Da Paulus in die gesamte Wüstenwanderung Revue passieren lässt und mit einigen Beispielen an die Geschehnisse erinnert, ist es auch gerechtfertigt, dass er ein Geschehnis ("die Kupferschlange") benennt und eine Redewendung benutzt, die mit einem weiteren Geschehnis ("Massa und Meriba") eng verknüpft ist.
Er wollte ja an alle Geschehnisse erinnern.
"Christus": Nachname oder Eigenschaft?
Nun kommen wir zu dem Fall, von dem unser Kritiker behauptet, dass er Zeugen Jehovas 'nicht ins eigene Konzept passe': was wenn ursprünglich "christos" in 1.Korinther 10,9 gestanden hat und "kyrios" nur der Fehler schusseliger Abschreiber war? Ich will mal im folgenden annehmen, dass es so war und sehen, was mit meinen eigenen "Konzepten" so passiert:Zuerst ein mal muss ich daran erinnern, dass "Christus" nicht ein Name Jesu ist, sondern ein Adjektiv, dass nichts weiter als "gesalbt" bedeutet. Man könnte 1.Korinther 10,9 wörtlich übersetzen: "Lasst uns nicht den gesalbten prüfen..." Was macht das für einen Unterschied?

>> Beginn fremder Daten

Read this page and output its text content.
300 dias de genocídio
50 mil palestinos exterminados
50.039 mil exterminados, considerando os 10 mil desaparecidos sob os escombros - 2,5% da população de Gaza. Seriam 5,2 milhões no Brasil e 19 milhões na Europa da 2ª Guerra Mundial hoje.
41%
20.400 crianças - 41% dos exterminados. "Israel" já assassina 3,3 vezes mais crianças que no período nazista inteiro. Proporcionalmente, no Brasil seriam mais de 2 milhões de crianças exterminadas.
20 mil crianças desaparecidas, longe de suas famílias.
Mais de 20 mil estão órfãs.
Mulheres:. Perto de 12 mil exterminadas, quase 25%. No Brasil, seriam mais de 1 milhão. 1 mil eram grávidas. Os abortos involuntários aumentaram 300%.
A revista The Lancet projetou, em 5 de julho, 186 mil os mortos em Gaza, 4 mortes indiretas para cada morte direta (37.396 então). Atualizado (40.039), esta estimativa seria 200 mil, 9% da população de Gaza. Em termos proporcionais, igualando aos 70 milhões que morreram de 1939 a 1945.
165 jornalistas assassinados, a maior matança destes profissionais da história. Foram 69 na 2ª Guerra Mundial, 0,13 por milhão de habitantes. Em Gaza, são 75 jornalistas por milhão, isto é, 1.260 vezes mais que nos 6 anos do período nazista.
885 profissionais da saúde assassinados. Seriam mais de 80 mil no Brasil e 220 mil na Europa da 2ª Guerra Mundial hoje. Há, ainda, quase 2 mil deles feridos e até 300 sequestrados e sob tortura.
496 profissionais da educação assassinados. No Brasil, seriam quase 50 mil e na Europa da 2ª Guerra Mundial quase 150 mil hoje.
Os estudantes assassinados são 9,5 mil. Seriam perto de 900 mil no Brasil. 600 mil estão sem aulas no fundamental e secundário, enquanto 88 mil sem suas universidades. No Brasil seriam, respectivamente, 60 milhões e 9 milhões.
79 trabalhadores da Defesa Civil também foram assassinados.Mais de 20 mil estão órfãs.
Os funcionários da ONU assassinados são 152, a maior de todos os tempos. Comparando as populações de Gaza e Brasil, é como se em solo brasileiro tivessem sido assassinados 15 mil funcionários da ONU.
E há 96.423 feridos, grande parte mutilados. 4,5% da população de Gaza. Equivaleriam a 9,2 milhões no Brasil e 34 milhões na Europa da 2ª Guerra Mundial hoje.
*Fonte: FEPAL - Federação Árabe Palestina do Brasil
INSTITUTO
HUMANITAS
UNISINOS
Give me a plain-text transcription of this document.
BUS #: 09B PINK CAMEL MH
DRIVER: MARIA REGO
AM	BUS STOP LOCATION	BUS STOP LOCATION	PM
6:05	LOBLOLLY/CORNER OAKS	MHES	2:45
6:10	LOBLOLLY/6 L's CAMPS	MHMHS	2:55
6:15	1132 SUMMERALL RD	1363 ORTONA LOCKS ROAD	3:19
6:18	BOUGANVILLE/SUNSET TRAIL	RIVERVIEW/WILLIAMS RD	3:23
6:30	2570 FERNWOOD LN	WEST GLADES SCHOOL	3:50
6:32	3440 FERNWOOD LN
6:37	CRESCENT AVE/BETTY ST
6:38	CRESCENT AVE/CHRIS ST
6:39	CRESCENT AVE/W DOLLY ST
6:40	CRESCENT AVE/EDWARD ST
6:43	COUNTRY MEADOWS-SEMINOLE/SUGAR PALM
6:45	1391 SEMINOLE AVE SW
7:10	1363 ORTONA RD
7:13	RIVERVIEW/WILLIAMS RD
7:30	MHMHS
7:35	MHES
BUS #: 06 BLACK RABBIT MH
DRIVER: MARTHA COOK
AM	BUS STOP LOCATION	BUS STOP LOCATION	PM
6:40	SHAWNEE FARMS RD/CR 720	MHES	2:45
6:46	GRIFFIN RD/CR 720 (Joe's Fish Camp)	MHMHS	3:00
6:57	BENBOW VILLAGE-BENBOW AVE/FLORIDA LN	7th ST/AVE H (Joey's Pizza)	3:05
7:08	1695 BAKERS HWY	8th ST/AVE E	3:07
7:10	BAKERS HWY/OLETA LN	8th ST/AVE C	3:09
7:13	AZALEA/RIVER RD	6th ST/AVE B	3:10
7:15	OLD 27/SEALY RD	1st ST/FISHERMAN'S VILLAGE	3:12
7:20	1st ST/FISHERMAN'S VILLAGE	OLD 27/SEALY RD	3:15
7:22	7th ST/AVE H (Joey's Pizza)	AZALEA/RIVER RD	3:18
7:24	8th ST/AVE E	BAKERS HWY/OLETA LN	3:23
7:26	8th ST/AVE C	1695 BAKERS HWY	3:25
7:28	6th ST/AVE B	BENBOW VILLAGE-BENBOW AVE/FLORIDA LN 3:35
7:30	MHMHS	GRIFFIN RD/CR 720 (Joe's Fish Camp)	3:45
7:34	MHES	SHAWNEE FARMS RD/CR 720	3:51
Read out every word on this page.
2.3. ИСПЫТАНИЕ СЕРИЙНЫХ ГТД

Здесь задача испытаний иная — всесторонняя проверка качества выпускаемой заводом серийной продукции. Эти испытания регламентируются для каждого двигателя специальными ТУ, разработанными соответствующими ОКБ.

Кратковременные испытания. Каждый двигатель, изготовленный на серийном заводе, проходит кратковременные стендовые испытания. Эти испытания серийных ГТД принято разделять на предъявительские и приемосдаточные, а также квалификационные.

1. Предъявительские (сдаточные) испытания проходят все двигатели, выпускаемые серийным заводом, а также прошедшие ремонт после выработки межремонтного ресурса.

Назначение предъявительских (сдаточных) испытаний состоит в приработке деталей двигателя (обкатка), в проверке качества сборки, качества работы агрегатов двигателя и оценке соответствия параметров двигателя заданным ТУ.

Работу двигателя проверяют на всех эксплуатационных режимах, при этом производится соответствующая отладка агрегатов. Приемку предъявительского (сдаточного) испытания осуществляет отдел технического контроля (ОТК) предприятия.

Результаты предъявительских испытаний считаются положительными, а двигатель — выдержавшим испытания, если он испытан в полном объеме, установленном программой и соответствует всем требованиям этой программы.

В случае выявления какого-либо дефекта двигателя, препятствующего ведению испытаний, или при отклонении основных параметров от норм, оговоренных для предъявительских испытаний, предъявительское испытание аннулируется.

Nun in der Bibel wird nicht nur Jesus als "Gesalbter" bezeichnet sondern eine ganze Reihe anderer auch, so weit, dass der Ausdruck sich allgemein auf Personen beziehen kann, die von Gott besondere Vollmacht erhalten haben, wobei die Septuaginta jedesmal das Wort "christos" oder eine verwandte Wortform benutzt:
Wir sehen, dass die unterschiedlichsten Personen aus den unterschiedlichsten Gründen zum "Christus" gemacht werden konnten. Im Fall von Elisa und Cyrus erforderte das noch nicht einmal, dass die betreffende Person buchstäblich mit Öl gesalbt wurde.
- der König Israels: (Psalm 2,2) Es treten auf Könige der Erde, und Fürsten tun sich zusammen gegen den HERRN und seinen Gesalbten
- Der Priester Jehovas: (3.Mose 4,5.16) Und der gesalbte Priester ...
- Der Prophet Gottes: (1.Könige 19,16) und Elisa, den Sohn Schafats, von Abel-Mehola, sollst du zum Propheten an deiner Stelle salben!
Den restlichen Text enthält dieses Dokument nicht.